Do you own a hybrid car and are worried about how dependable it will be in the next few years?
The complexity of these cars may bring other costs as well as some issues, as well as some possible benefits.
Read on in this article to find out how these cars stack up compared to the gas-powered alternative.
Not a hybrid owner but curious about hybrid cars? Get the facts you need to make an informed decision with my well-researched article on whether hybrid cars are worth it.
Are Hybrid Cars Dependable?
Hybrids have been proven to be dependable over the years, but some can be put off by the complexity of the drivetrain as it’s perceived that having more systems in place means there’s more chance of something going wrong, but this isn’t true.
Like with any car, you want something that will last through the rough and tumble of everyday life and with as few repairs as possible.
If you’ve made the jump to a hybrid car, working out whether it’s reliable or not isn’t an exact science but is instead determined by guesswork, which could be different depending on the model you own.
You may have seen manufacturers like Honda that have had problems with the hybrid battery.
This issue applies to their older models, and as more people make the switch, the technology to create these cars will improve.
Even though this market is a slow one in the US, the market makes up 2.4% of all cars in the US.
A good reason why people decide to purchase one of these cars is because of the low CO2 emissions and good MPGs that are helpful in regards to running costs.
In fact, comparing the two types of cars shows that repair frequencies tend to be around the same and that some hybrids experience fewer engine and transmission issues than gas vehicles.
Common Issues Found In Hybrids
Now that we have an overview of the dependability of hybrid cars in general, it would be useful here to list some common issues that people may experience with hybrids and offer solutions to how they can be fixed as soon and as inexpensively as possible.

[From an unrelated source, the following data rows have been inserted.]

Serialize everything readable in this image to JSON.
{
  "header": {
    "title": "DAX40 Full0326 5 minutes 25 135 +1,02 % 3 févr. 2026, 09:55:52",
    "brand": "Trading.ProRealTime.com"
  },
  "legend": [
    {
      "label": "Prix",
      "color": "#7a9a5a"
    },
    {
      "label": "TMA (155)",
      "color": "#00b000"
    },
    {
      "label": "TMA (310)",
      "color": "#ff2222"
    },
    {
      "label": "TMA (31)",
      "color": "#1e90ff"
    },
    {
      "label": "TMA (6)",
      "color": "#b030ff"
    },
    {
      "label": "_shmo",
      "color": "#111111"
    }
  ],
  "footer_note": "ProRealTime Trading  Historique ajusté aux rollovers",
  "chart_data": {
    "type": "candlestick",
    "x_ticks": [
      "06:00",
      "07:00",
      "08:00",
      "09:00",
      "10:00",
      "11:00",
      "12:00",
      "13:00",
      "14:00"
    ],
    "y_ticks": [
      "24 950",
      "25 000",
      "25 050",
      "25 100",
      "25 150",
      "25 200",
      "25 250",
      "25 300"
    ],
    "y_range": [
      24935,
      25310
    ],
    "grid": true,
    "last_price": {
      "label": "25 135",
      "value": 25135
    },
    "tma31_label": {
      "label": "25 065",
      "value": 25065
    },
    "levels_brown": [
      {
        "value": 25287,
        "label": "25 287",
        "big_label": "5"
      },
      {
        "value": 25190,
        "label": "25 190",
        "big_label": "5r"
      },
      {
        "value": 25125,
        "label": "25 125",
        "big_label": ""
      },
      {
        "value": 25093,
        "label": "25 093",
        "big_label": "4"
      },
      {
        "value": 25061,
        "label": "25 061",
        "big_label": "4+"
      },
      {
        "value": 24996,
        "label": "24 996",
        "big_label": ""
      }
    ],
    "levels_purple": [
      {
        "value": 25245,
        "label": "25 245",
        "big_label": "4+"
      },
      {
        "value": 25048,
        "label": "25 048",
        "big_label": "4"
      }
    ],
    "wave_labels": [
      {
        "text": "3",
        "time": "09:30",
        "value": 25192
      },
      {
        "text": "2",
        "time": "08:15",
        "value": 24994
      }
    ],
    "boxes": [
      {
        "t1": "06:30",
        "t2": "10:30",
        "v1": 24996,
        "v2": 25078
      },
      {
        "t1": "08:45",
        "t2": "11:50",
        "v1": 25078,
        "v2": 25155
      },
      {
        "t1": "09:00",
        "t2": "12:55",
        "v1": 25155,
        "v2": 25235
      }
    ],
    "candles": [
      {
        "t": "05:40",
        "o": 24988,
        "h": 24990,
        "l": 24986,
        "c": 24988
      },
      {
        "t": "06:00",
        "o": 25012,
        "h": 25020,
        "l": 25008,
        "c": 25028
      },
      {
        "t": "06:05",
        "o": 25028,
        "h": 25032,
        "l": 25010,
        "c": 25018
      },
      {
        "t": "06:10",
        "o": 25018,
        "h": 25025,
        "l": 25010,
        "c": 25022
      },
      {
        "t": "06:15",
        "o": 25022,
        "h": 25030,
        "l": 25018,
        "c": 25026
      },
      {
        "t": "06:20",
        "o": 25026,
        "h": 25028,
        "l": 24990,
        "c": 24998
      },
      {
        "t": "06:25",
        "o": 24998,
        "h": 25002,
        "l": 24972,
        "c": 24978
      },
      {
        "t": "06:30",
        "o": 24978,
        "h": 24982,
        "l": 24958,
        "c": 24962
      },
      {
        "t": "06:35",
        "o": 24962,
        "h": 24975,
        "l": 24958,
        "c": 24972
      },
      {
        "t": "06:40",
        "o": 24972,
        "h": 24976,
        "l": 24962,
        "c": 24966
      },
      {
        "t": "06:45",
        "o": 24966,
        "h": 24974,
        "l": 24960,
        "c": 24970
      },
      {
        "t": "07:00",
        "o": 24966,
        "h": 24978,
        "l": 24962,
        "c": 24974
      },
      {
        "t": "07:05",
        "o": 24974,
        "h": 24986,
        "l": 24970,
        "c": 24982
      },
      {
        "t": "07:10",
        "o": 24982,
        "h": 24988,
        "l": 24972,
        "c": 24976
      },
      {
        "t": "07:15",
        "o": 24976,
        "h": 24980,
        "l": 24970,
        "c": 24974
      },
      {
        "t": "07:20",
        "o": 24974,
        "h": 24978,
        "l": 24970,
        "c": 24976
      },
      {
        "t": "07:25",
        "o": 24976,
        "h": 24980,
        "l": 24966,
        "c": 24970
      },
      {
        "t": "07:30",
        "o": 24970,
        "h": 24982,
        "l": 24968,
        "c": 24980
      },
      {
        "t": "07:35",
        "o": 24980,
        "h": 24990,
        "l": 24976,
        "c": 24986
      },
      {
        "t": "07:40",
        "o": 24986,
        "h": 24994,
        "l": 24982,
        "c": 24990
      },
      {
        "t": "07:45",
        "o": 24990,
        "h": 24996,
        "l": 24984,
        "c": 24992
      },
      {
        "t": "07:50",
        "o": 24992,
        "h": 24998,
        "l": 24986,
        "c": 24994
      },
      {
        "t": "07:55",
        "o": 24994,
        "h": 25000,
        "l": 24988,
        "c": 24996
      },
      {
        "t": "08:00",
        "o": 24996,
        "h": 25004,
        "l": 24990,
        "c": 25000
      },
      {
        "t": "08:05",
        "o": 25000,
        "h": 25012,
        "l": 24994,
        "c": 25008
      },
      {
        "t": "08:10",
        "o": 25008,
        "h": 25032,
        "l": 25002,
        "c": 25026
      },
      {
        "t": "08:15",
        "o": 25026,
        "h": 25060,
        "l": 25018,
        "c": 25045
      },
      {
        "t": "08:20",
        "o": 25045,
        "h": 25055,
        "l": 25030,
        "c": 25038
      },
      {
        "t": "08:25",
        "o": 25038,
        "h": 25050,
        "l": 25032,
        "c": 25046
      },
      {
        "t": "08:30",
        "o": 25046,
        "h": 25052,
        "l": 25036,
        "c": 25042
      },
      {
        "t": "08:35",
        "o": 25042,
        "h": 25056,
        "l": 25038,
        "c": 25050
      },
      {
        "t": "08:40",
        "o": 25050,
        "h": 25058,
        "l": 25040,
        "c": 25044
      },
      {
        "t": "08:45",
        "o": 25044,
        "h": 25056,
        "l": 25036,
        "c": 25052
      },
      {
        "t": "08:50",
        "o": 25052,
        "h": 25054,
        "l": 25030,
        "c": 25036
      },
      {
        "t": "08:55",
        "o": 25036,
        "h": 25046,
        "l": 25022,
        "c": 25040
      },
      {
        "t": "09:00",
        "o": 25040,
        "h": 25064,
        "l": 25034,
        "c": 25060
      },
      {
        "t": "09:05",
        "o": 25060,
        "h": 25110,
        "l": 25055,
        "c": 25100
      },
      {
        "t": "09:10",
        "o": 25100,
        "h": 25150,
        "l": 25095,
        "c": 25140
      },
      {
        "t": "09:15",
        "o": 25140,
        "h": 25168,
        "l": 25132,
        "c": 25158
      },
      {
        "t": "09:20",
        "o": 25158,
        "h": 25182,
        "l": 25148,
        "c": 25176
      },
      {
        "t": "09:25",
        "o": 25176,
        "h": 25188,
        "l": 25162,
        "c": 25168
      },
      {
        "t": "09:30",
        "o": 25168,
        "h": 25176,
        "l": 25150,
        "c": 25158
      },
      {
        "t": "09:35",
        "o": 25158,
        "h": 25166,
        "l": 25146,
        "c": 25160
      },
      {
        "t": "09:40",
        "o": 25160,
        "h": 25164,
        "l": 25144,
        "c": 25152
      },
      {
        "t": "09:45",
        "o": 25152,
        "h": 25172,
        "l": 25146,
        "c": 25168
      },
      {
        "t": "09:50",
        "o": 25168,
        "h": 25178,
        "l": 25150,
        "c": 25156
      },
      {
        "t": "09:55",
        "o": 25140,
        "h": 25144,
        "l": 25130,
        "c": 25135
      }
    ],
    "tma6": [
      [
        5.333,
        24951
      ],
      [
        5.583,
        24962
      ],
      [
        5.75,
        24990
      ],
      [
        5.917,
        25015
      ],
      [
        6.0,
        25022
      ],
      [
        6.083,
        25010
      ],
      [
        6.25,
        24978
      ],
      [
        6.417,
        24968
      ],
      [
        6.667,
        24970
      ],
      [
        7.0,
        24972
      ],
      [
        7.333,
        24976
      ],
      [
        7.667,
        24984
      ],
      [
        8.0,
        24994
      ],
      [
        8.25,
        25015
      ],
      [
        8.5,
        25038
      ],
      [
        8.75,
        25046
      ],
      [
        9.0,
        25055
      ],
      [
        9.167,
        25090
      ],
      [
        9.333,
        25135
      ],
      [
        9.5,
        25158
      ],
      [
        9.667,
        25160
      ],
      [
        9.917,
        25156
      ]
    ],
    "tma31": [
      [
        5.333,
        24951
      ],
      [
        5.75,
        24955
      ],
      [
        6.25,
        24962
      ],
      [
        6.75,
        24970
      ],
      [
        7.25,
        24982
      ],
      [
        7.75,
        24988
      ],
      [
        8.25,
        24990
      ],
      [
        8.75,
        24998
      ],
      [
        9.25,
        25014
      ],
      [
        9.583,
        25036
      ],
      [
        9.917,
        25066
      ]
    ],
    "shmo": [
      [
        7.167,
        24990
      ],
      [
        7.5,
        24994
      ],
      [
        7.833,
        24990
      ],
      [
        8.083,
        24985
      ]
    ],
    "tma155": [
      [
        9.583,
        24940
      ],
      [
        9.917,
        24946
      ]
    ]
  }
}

Unfortunately, hybrid car batteries are weaker than gas car batteries, so you’ll need to replace them sooner.
This might be an expense you don’t have to worry about in the short term, and the amount you can save on gas with a hybrid makes the system seem worth it, but replacing it can be expensive.
In some models, however, you could sell the hybrid you have by the time the battery is due for a change and the average battery lasts from 80,000 to 100,000 miles.
This might not be an issue for you if you have owned the car for less than 8 years.
Still, if you want some guarantee, you can purchase a vehicle with a warranty that can cover this time and saves you money if there are any issues with the battery during the period of the warranty.
You may not realize that this issue occurs because your hybrid is often quiet when running.
You’ll start to notice that when you drive at higher speeds more often, it will sound more like a standard gas engine the more you crank up the speed, which is a sign of a missing or malfunctioning catalytic converter.
This component can seem like an afterthought but is necessary to control emissions, so when it malfunctions, you can expect a higher bill, which could go higher if there are more underlying issues.
You have a few options to soften the blow of the cost if you were to use aftermarket parts, or your mechanic or service technician from the manufacturer might be able to acquire the component from another vehicle or a scrapyard.
You should also consider the costs of labor, so if the total cost is more than the resale value of the car, you may want to consider your options.
Similar to combustible engines, this sensor monitors how much unburned oxygen is in the exhaust as fumes exit the engine and measures your fuel mixture.
Over time this sensor can diminish and, if not checked, can leave you with issues with efficiency and engine operation.
You can normally find out about this fault as the check engine light should show on your dashboard.
When replacing one of these, it can be quite difficult as you could get the part cheaper than directly from the manufacturer, but some models of hybrid can be quite finicky with these sensors and should be considered only if you’re looking for a quick fix if you can’t find it in stock anywhere, for example.
Low Gas Mileage
Your mileage works best on those journeys where you’re forced to apply the brakes, which use the energy produced to recharge the battery, so this issue can affect you more based on how you drive your car and how often you use the brakes.
This efficiency issue could affect your running costs with a car that, in this instance, performs similarly to a compact car, so you’re not benefiting from the hybrid nature of your vehicle.
If you’re wondering how to get around this, an easy method would be to use the car for shorter journeys and near cities, so you have to use the brakes, which could power up your battery for those longer journeys.
You can also take advantage of simple methods such as accelerating gently and maintaining a steady speed, and setting the AC on recirculate, which saves energy on those longer journeys.
Whether or not you decide to switch to a hybrid, some of these issues might be oversights compared to the savings you could make in gas consumption, and you’ll find that you may have to take it in for repairs as often, or even less, than your standard gas-powered car.
However, the mileage could save you money if you feel that gas prices are too much for you to bear and you tend to use your car for short journeys, which is a benefit of any type of hybrid in general.
Buying or holding onto your hybrid vehicle for the future certainly can be dependable for you as long as you maintain it and drive sensibly, and you’ll find that repairs aren’t going to be as often as you fear.